Crime organizado e democracia

 


Crime organizado e democracia

Por José Maria Nóbrega – cientista político e professor universitário

O crime organizado pode ser definido como um grupo estruturado, com atuação mínima de três pessoas, que age contra uma ordem legal, que pratica lavagem de dinheiro, corrompe agentes do Estado e que tem as suas atividades se estendendo para além das fronteiras do território nacional.

Democracia é um regime político que promove eleições livres e limpas para os poderes Executivo e Legislativo, no qual há garantias institucionais dos direitos civis e políticos dos eleitores-cidadãos, que o exercício do poder é limitado pelas instituições (checks and balances) e no qual as forças de segurança estão sob controle civil, ou seja, dos que foram eleitos pelo eleitor-cidadão.

O crime organizado pode limitar o andamento da democracia, corrompendo-a. Quando o crime organizado chega a instâncias de poder, a democracia tem dificuldades de se consolidar, ou seja, de se solidificar como regime político (apesar de manter o jogo eleitoral).

Para o preenchimento de todos os seus requisitos, sobretudo no que tange ao exercício controlado do poder, é necessário, para a democracia, o controle do crime organizado. Este pode chegar a patamares muito elevados, corrompendo o sistema de freios e contrapesos característicos das repúblicas democráticas contemporâneas.

A Operação Lava-Jato, com os seus vícios e virtudes, nos revelou um grave esquema de corrupção e roubalheira praticado por políticos, empresários e partidos políticos (com destaque ao Partido dos Trabalhadores) que se enquadra perfeitamente no conceito de crime organizado aqui descrito.

Havia um esquema muito claro que pretendia manter uma estrutura de poder na qual dificilmente haveria a alternância no âmbito da escolha eleitoral. A intenção da quadrilha era se manter no poder cooptando políticos e empresários, o que fere diretamente o conceito de democracia descrito no segundo parágrafo deste texto. A lisura das eleições e a garantia dos direitos civis e políticos simplesmente seriam letra morta, com o enquadramento das instituições de representação de justiça nas mãos dos criminosos.

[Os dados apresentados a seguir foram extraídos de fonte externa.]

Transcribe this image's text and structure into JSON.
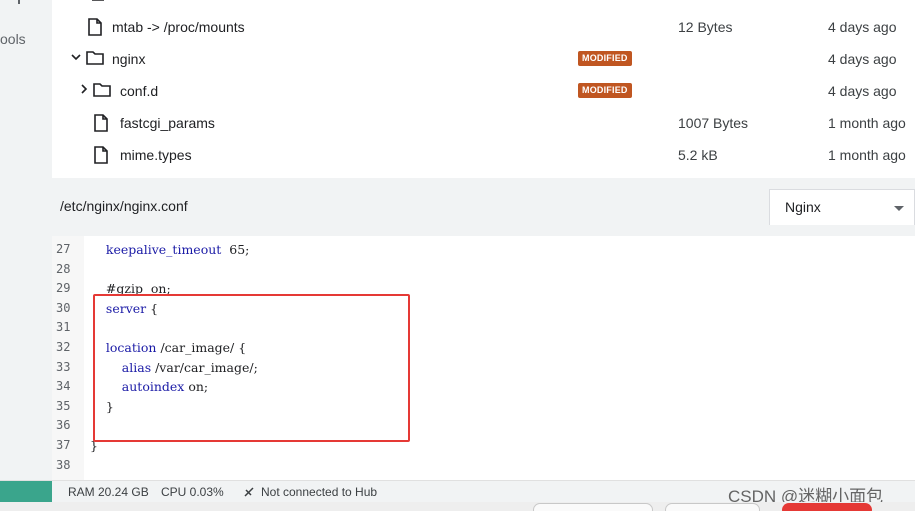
{
  "sidebar": {
    "tools_label": "ools"
  },
  "files": [
    {
      "name": "mtab -> /proc/mounts",
      "badge": "",
      "size": "12 Bytes",
      "date": "4 days ago",
      "type": "file",
      "expandable": false,
      "expanded": false
    },
    {
      "name": "nginx",
      "badge": "MODIFIED",
      "size": "",
      "date": "4 days ago",
      "type": "folder",
      "expandable": true,
      "expanded": true
    },
    {
      "name": "conf.d",
      "badge": "MODIFIED",
      "size": "",
      "date": "4 days ago",
      "type": "folder",
      "expandable": true,
      "expanded": false
    },
    {
      "name": "fastcgi_params",
      "badge": "",
      "size": "1007 Bytes",
      "date": "1 month ago",
      "type": "file",
      "expandable": false,
      "expanded": false
    },
    {
      "name": "mime.types",
      "badge": "",
      "size": "5.2 kB",
      "date": "1 month ago",
      "type": "file",
      "expandable": false,
      "expanded": false
    }
  ],
  "editor": {
    "path": "/etc/nginx/nginx.conf",
    "language": "Nginx",
    "lines": [
      {
        "n": "27",
        "text": "    keepalive_timeout  65;"
      },
      {
        "n": "28",
        "text": ""
      },
      {
        "n": "29",
        "text": "    #gzip  on;"
      },
      {
        "n": "30",
        "text": "    server {"
      },
      {
        "n": "31",
        "text": ""
      },
      {
        "n": "32",
        "text": "    location /car_image/ {"
      },
      {
        "n": "33",
        "text": "        alias /var/car_image/;"
      },
      {
        "n": "34",
        "text": "        autoindex on;"
      },
      {
        "n": "35",
        "text": "    }"
      },
      {
        "n": "36",
        "text": ""
      },
      {
        "n": "37",
        "text": "}"
      },
      {
        "n": "38",
        "text": ""
      }
    ]
  },
  "status": {
    "ram": "RAM 20.24 GB",
    "cpu": "CPU 0.03%",
    "hub": "Not connected to Hub"
  },
  "watermark": "CSDN @迷糊小面包",
  "colors": {
    "badge": "#c05621",
    "highlight": "#e53935",
    "status_accent": "#3aa58c"
  }
}
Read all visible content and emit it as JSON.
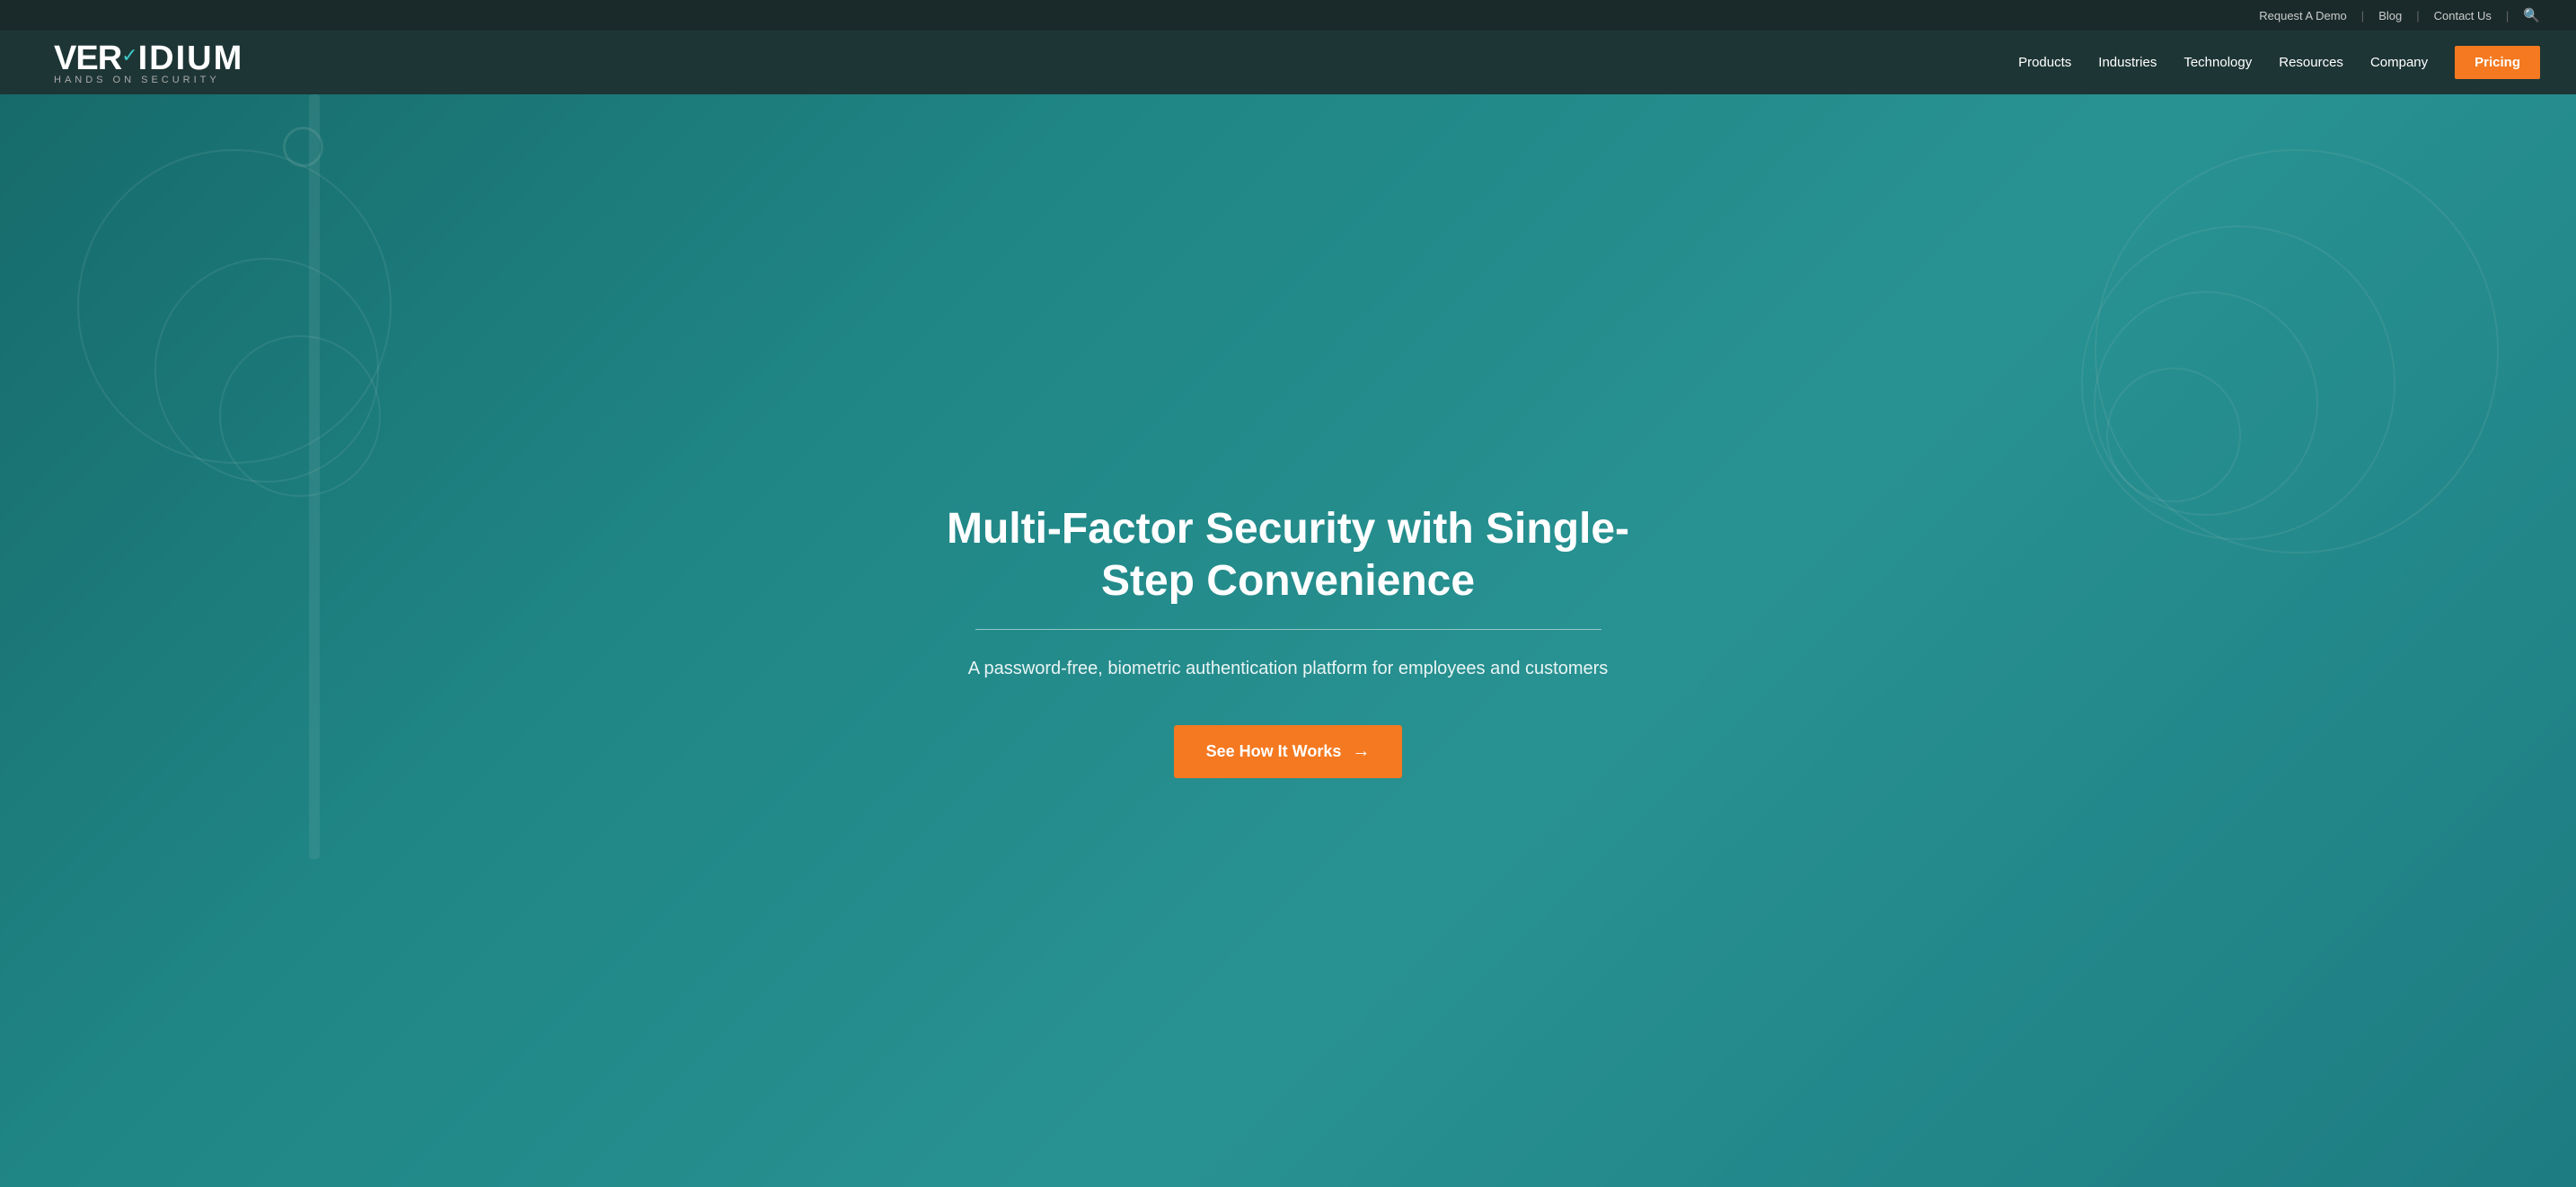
{
  "topbar": {
    "links": [
      {
        "label": "Request A Demo",
        "id": "request-demo"
      },
      {
        "label": "Blog",
        "id": "blog"
      },
      {
        "label": "Contact Us",
        "id": "contact"
      }
    ]
  },
  "logo": {
    "brand": "VERIDIUM",
    "tagline": "HANDS ON SECURITY",
    "check_symbol": "✓"
  },
  "nav": {
    "items": [
      {
        "label": "Products",
        "id": "products"
      },
      {
        "label": "Industries",
        "id": "industries"
      },
      {
        "label": "Technology",
        "id": "technology"
      },
      {
        "label": "Resources",
        "id": "resources"
      },
      {
        "label": "Company",
        "id": "company"
      }
    ],
    "cta": {
      "label": "Pricing",
      "id": "pricing"
    }
  },
  "hero": {
    "title": "Multi-Factor Security with Single-Step Convenience",
    "subtitle": "A password-free, biometric authentication platform for employees and customers",
    "cta_label": "See How It Works",
    "cta_arrow": "→"
  },
  "colors": {
    "accent_orange": "#f47920",
    "nav_bg": "#1e3535",
    "topbar_bg": "#1a2a2a",
    "hero_teal": "#2aa0a0",
    "teal_light": "#3ec8c8"
  }
}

O ex-presidente Lula e muitos de seus séquitos foram presos nesta Operação, onde o ex-mandatário da Nação passou quinhentos e oitenta dias preso na sede da Polícia Federal em Curitiba; condenado por vários tipos penais que se encaixam na definição de crime organizado que definimos acima.

Houve relaxamento da sua pena tendo como base da sua defesa a falta de imparcialidade do ex-juiz Sérgio Moro (ex-ministro de Bolsonaro e hoje pré-candidato a Presidente) levando o Supremo Tribunal Federal a anular todas as condenações (em duas instâncias, diga-se de passagem) para que o processo de acusação do Lula, e de outros condenados da dita Operação, voltasse ao início para novo julgamento, agora, segundo o STF, com a devida imparcialidade.

Sem entrar no mérito jurídico da tomada de decisão do STF, o que foi passado para boa parte da sociedade brasileira é que crimes praticados por quem tem poder não são levados em conta pelas instituições de julgamento.

O Brasil é um país com alto índice de impunidade, conforme dados do Global Impunity Index. Numa escala de classificação na qual o país é classificado em quatro categorias, o Brasil foi diagnosticado como um país de altíssima impunidade (Countries with a Higher Impunity Index), ou seja, a pior entre as quatro escalas. Não à toa, o crime organizado seja algo tão lucrativo no país. O custo de investir no crime parece ser pequeno em relação ao benefício esperado pelos quadrilheiros.

Com altos índices de impunidade, o país também apresenta níveis muito altos de violência e de corrupção. Ambiente fértil para a proliferação de grupos criminosos organizados dos mais diversos.

No caso específico dos partidos políticos, temos o pior nível de confiança nos partidos de todos os países latino-americanos, segundo pesquisa efetuada pelo instituto Latinobarómetro. Os partidos políticos, principais plataformas de representação da democracia contemporânea, se apresentam como pouco críveis aos eleitores-cidadãos brasileiros.

Não é de admirar, que boa parte do eleitorado brasileiro tem verdadeira ojeriza ao Partido dos Trabalhadores.

Concluindo, há incompatibilidade entre crime organizado e democracia. Quanto maior um, menor o outro. A correlação é inversa. Para melhorarmos o nível de nossa democracia, temos que combater o crime organizado. Mas, o que as nossas instituições coercitivas estão fazendo é justamente o contrário.

Temos hoje um pré-candidato a Presidência da República chefe de quadrilha. Que agora pede, conforme reportagem da Revista Veja recente, que o eleitor esqueça o passado (dele e do PT) e lance olhos para o futuro.

O que eu vejo, é um futuro com mais crime organizado e menos democracia caso esse cenário triste de vitória do PT seja confirmado.